According to the model, price is a negative driver in volume sales of energy drinks. This means that as price increases, we expect volume sales to decline. As an exercise, if we look at the isolated impact of product price on volume growth, every percentage point increase in energy drink price results in a decline in volume sales of 0.37%. With the implementation of a 25% increase in product price due to the tax, we would expect that the category's volume sales would decline by roughly 9.25% from its expected average yearly growth (CAGR) of 21% to a growth of about 11%.

Soft Drivers

However, price is obviously not the only consideration in this scenario. Consumer habits are resilient and ‘habit persistence’ will remain the largest contributor to growth in volume sales after this period, which will likely keep the category growing despite the negative overall impact of higher product prices. This is due to the perceived functionality of these beverages for many daily consumers in Mexico.

Other consumer-led ‘soft drivers’ could also impact category performance. The expansion of an energy drinks tax could increase public scrutiny of these products, with the media amplifying concerns about caffeine intake. Changing consumer attitudes to caffeine reduction (like sugar reduction) may have a compounding effect, further reducing sales as consumers begin to migrate to alternative forms of energy.

Source: Euromonitor International

Although we expect the growth rate to decline as a result of the tax, the Mexican energy drinks category is likely to continue to grow, albeit at a substantially reduced rate. This may seem like an anomaly, since the elasticity of product price for energy drinks is higher than most other soft drinks categories.

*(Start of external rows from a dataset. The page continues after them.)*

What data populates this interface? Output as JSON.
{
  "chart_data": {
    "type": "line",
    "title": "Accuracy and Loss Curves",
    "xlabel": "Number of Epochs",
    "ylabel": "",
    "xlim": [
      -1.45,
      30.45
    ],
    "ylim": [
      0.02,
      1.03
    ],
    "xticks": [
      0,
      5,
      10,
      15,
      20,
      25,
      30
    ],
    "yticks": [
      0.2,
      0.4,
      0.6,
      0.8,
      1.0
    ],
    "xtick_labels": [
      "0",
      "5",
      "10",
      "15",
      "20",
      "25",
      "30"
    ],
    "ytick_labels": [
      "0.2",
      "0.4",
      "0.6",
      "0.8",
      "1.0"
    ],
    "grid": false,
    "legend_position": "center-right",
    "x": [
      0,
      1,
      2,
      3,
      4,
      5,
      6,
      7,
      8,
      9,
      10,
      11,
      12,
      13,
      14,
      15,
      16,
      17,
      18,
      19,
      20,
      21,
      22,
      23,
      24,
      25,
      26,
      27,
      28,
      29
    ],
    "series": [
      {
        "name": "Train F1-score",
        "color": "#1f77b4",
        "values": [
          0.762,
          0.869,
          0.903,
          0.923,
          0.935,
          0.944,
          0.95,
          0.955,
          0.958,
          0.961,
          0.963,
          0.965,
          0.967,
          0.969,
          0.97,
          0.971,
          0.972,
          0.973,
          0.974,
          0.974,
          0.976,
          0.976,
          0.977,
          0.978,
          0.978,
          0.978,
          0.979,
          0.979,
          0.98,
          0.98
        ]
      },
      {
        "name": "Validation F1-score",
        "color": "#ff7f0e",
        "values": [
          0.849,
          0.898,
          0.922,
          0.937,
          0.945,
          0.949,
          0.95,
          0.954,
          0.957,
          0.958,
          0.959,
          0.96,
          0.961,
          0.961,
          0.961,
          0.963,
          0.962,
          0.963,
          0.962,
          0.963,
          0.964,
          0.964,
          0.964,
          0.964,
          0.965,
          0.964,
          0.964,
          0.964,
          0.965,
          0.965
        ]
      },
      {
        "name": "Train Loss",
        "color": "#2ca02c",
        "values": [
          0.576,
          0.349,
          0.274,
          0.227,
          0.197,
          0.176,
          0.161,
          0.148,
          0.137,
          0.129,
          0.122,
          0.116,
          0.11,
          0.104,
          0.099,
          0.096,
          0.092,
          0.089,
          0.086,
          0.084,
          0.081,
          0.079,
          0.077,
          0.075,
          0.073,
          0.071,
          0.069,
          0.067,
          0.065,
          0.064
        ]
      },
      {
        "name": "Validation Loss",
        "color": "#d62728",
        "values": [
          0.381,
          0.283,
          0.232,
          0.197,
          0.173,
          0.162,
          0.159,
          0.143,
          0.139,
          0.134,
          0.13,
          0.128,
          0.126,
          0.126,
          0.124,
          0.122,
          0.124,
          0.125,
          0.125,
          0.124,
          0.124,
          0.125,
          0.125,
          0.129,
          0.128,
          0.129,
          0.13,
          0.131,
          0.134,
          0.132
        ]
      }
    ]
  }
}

However, given the historic double-digit growth and highly dynamic nature of the Mexican energy drink market, the category is likely to enjoy continued annual growth due to the functionality of the product, which has successfully penetrated daily beverage consumption for consumers engaged in high-stress or unconventional working environments. Energy drinks are expected to continue their positive trajectory in the region’s largest energy drinks market.